Pentingnya eksistensi daerah, mereka sadari betul. Sebagai daerah baru, Pangandaran jelas-jelas butuh itu. Tujuannya agar disejajarkan dengan daerah lain yang sudah lebih dulu maju. Itu pula sebabnya, para peserta di kelas menulis ini berencana menerbitkan buku. Tak mengapa dirilis secara indie. Isinya kumpulan cerpen karya mereka sendiri. Tema cerpen boleh beragam, tapi latar ceritanya harus Pangandaran.
Cara sederhana
Selain kelas menulis, kegiatan yang diselenggarakan di Rumah Plankton masih banyak macamnya. Namun tetap dalam benang merah aktivitas literer dan pendidikan.
Di kelompok program untuk anak-anak, terdapat kelas mengaji kreatif sebagai kegiatan yang paling sering digelar. Membaca buku iqro jadi menu utama untuk peserta. Di samping itu, ada pula kegiatan menggambar dan mendongeng.
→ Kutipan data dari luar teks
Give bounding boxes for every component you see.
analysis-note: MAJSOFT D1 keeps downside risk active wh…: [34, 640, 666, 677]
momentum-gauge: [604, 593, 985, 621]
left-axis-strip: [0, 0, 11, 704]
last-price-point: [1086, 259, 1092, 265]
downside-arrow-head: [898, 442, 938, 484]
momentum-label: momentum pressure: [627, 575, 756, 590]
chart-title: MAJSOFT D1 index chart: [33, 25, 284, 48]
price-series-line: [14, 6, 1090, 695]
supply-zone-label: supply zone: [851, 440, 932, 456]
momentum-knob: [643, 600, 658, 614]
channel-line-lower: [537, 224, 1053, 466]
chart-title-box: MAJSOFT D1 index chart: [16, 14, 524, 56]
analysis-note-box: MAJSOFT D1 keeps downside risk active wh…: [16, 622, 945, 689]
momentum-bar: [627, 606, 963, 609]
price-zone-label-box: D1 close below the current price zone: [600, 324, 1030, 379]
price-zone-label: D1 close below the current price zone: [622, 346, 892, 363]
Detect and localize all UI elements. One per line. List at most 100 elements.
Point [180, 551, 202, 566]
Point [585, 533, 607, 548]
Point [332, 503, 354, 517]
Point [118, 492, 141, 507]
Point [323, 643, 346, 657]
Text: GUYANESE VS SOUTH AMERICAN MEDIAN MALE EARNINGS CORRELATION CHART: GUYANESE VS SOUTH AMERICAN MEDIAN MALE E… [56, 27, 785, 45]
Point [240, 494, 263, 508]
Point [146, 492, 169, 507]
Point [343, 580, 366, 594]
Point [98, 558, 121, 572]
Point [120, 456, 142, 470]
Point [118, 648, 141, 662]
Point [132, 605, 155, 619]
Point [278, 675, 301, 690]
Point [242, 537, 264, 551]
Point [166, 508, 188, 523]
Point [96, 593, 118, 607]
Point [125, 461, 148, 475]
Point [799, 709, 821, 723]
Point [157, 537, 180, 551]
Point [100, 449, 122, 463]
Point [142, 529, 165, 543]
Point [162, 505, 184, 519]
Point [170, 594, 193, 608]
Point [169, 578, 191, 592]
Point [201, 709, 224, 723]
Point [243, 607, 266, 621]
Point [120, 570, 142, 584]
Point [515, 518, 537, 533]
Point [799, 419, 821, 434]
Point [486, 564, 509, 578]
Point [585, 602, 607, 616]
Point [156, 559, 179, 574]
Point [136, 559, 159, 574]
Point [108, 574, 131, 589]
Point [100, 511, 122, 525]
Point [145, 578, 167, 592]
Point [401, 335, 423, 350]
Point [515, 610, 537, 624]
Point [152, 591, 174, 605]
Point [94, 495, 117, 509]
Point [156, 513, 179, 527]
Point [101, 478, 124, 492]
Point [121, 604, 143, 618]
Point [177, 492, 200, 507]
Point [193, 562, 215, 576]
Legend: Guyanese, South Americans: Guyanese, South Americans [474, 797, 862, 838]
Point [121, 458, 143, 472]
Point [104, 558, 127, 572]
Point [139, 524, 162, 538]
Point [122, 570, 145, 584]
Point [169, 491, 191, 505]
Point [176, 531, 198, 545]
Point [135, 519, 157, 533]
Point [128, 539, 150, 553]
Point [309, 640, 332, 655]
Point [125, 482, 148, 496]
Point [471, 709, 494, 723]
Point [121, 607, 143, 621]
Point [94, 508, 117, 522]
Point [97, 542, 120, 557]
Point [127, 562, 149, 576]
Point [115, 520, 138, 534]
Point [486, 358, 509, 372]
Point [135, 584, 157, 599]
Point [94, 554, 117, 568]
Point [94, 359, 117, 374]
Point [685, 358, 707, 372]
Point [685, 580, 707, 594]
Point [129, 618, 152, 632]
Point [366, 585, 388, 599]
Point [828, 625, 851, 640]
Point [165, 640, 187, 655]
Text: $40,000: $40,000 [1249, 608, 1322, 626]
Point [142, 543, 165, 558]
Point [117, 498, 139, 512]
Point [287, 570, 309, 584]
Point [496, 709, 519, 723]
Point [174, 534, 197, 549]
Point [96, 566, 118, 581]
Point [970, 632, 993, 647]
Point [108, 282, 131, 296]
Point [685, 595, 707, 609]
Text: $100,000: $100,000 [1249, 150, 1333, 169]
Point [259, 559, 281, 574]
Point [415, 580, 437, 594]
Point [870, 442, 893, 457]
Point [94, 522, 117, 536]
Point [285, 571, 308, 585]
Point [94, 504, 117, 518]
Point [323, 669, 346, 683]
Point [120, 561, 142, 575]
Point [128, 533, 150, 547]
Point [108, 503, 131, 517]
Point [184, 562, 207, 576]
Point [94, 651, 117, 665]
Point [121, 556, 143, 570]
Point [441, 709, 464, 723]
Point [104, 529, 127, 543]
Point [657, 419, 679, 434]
Dalam rangka menghargai karya sekecil apa pun, hasil gambar anak-anak dipajang pada salah satu dinding di sayap kiri Rumah Plankton. Menggunakan alat sederhana seperti tali dan penjepit kayu sebagai perangkat pajangnya.
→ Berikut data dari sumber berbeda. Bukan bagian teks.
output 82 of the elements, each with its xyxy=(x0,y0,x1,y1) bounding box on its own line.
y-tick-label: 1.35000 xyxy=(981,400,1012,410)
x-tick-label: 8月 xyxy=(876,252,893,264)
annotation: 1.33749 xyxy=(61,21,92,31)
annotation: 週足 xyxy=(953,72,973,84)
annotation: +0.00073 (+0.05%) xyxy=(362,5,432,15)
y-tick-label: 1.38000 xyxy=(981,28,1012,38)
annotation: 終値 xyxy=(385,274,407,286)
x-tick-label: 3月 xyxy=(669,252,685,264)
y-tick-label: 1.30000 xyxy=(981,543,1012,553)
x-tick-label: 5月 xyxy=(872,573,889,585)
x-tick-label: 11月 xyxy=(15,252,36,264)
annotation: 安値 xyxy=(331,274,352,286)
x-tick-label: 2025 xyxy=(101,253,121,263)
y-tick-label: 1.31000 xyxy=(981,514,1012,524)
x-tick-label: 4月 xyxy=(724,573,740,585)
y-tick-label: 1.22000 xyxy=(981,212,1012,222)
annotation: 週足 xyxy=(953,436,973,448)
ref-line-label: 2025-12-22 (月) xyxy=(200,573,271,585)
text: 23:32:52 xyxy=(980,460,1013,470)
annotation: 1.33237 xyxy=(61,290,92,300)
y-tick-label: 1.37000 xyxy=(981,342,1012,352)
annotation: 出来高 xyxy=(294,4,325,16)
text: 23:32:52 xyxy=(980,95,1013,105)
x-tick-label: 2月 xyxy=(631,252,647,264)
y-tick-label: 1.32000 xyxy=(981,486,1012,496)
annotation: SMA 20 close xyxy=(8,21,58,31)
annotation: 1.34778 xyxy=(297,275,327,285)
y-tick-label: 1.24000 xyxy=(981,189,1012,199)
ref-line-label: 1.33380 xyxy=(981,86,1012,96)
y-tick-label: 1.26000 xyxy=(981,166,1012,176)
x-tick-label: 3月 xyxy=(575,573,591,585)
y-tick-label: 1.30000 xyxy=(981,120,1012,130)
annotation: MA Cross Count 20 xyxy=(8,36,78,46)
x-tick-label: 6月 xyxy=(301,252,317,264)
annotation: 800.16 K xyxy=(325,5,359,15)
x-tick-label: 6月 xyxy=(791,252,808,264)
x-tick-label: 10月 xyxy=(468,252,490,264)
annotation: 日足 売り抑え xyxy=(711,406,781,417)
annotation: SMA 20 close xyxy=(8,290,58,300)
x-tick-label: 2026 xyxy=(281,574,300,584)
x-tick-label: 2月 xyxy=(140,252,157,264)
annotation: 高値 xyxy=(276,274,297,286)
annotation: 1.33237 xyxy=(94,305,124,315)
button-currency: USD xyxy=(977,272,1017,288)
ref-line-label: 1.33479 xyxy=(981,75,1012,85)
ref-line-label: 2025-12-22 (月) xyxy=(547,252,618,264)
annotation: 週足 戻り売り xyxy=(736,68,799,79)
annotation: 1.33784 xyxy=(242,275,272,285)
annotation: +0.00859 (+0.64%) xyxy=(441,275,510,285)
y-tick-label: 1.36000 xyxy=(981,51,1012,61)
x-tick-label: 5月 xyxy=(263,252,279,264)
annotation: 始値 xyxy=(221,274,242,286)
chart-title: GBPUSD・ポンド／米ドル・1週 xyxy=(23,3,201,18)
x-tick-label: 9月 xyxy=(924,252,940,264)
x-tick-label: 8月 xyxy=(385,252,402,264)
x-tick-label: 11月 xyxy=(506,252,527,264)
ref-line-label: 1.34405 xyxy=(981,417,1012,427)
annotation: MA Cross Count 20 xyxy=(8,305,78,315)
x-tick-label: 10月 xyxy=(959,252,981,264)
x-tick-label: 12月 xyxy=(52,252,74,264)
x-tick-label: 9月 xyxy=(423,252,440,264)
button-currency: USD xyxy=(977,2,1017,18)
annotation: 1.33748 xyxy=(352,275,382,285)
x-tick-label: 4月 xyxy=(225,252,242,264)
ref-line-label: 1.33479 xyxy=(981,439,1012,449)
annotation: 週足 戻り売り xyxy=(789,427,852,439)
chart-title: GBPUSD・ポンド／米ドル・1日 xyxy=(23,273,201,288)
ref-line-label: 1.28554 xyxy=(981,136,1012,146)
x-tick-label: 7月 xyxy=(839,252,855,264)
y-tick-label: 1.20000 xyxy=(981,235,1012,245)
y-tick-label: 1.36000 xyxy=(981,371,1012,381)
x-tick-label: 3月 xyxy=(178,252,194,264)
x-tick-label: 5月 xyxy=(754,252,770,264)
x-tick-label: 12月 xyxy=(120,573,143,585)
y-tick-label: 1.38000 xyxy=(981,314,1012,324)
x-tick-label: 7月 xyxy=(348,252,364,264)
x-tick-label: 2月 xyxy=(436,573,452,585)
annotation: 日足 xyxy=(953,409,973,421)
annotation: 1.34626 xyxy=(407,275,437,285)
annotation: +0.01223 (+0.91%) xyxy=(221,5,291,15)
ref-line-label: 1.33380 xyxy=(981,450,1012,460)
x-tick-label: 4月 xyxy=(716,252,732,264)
Untuk usia dewasa, terutama siswa SMA dan mahasiswa, proses pendidikan cenderung menyentuh giat kreativitas dan kebahasaan. Selain kelas menulis, ada pula kelas fotografi, kelas bahasa Arab, dan klub bahasa Inggris. Rata-rata digelar sekali dalam sepekan. Dari kelas-kelas ini, kadang muncul pula kegiatan belajar yang bersifat insidental. Dalam belajar bahasa Arab misalkan, kalau pengajarnya datang sambil membawa kitab kuning, mengapa tidak lantas belajar ngalogat seperti santri-santri di pondok pesantren.
Melawan bosan
Sebagai selingan saban bulan, digelar pula program bertajuk Seri Pertemuan Melawan Bosan. Dalam kegiatan ini, para pegiat Rumah Plankton mengundang kawan dari luar kota. Tamu-tamu itu akan berbagi pengalaman tentang bidangnya masing-masing. Bisa dalam hal perfilman, musik, maupun kreativitas. Pertukaran pengetahuan berjalan lewat obrolan santai. Benar-benar kegiatan untuk menghilangkan bosan.
Namun jika sudah kelewat jemu dengan perjalanan program berbulan-bulan, kemping bersama di pantai pada akhir pekan, menjadi pilihan. Karena di Rumah Plankton, semua program pendidikan harus dilakukan dengan menyenangkan.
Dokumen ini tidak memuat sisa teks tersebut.